Такое впечатление, что в Строшеке значительно больше от самого Бруно, чем в Каспаре Хаузере.
«Строшек» вообще в значительной мере фильм о Бруно. В нем отражено то, что я знал о Бруно, о его окружении, его эмоциях и чувствах, и, конечно, отражена моя искренняя привязанность к нему. Поэтому сценарий писался легко. Иногда кино целиком строится на стилизации, в «Строшеке» же показана реальная жизнь и настоящие страдания. Не театральные страдания, не пошлая мелодрама, — Бруно на экране всегда страдает по-настоящему. Его герой очень похож на него, поэтому некоторые сцены мне до сих пор тяжело смотреть. Особенно эпизод, когда два сутенера избивают Эву Маттес и швыряют Бруно на рояль, — потому что так ведь, наверное, с ним обращались все его детство. В его игре столько величия! «Я буду стойким солдатом, мне прежде и сильнее доставалось», — сказал он перед съемками этой сцены. Хотя в сценарии все было расписано от начала до конца, некоторые сцены — импровизация. Например, когда Бруно рассказывает Эве Маттес о том, какое одиночество и боль он пережил в приюте, как, если он мочился в постель, его заставляли часами держать простыню на весу, пока она не высохнет.
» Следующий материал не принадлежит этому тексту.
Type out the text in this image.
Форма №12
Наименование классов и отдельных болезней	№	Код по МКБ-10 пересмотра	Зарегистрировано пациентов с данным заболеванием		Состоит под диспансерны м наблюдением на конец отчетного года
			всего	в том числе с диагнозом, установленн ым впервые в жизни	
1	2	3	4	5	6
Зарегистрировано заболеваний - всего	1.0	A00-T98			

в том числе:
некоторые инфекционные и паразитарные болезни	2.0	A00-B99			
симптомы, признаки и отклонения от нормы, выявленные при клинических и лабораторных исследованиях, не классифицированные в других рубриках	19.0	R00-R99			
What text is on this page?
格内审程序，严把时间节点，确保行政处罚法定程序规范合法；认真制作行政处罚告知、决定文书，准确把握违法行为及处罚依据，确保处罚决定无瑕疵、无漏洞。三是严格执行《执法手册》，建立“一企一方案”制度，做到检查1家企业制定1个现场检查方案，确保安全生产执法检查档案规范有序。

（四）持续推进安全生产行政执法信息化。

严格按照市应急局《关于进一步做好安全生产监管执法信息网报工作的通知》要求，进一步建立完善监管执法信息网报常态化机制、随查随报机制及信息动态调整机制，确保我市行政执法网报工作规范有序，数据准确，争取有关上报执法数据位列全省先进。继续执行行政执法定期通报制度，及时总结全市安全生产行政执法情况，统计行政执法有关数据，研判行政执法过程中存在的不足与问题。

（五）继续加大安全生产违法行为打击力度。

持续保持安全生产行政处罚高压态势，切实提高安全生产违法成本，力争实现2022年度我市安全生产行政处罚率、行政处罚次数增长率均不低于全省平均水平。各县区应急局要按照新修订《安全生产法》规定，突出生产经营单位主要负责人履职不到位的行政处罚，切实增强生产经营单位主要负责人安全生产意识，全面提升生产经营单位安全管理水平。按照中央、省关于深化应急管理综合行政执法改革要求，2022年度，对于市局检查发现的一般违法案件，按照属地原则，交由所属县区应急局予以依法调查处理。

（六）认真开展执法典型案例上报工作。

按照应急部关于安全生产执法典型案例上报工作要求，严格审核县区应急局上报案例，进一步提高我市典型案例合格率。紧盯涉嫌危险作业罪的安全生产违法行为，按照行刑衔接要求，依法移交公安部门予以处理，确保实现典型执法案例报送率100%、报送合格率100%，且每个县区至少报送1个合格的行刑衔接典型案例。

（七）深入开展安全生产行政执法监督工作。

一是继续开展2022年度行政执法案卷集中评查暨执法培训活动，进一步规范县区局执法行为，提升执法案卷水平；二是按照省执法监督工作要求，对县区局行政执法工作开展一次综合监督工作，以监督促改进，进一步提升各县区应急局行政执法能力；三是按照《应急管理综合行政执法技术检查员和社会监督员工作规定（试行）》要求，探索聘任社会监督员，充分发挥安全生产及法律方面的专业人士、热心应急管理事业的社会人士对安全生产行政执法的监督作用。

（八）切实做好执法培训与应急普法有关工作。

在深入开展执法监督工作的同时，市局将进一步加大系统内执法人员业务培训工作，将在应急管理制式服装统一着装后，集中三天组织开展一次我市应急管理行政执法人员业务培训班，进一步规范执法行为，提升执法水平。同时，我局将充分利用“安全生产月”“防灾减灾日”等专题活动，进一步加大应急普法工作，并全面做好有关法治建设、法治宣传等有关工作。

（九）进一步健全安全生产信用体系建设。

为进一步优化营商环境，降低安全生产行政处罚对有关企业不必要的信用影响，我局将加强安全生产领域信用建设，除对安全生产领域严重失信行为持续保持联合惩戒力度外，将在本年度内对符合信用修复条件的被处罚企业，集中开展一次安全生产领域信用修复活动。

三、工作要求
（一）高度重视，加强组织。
Если он опускал руки — его били. Это все было на самом деле. Эва — молодец, она просто слушала, давая ему выговориться. Она понимала, как добиться от Бруно определенной реакции и направить сцену в нужное русло. В фильме он выходит на берлинскую улицу, поет и играет на аккордеоне — в жизни он это делал каждый выходной. Бруно знает каждый двор и закоулок в Берлине, а некоторые из песен, что он поет в «Строшеке», он написал сам. Выйдя из тюрьмы, он идет в пивную — это пивная рядом с его домом, и его там все знают. Весь его реквизит, все музыкальные инструменты в фильме — все его собственное.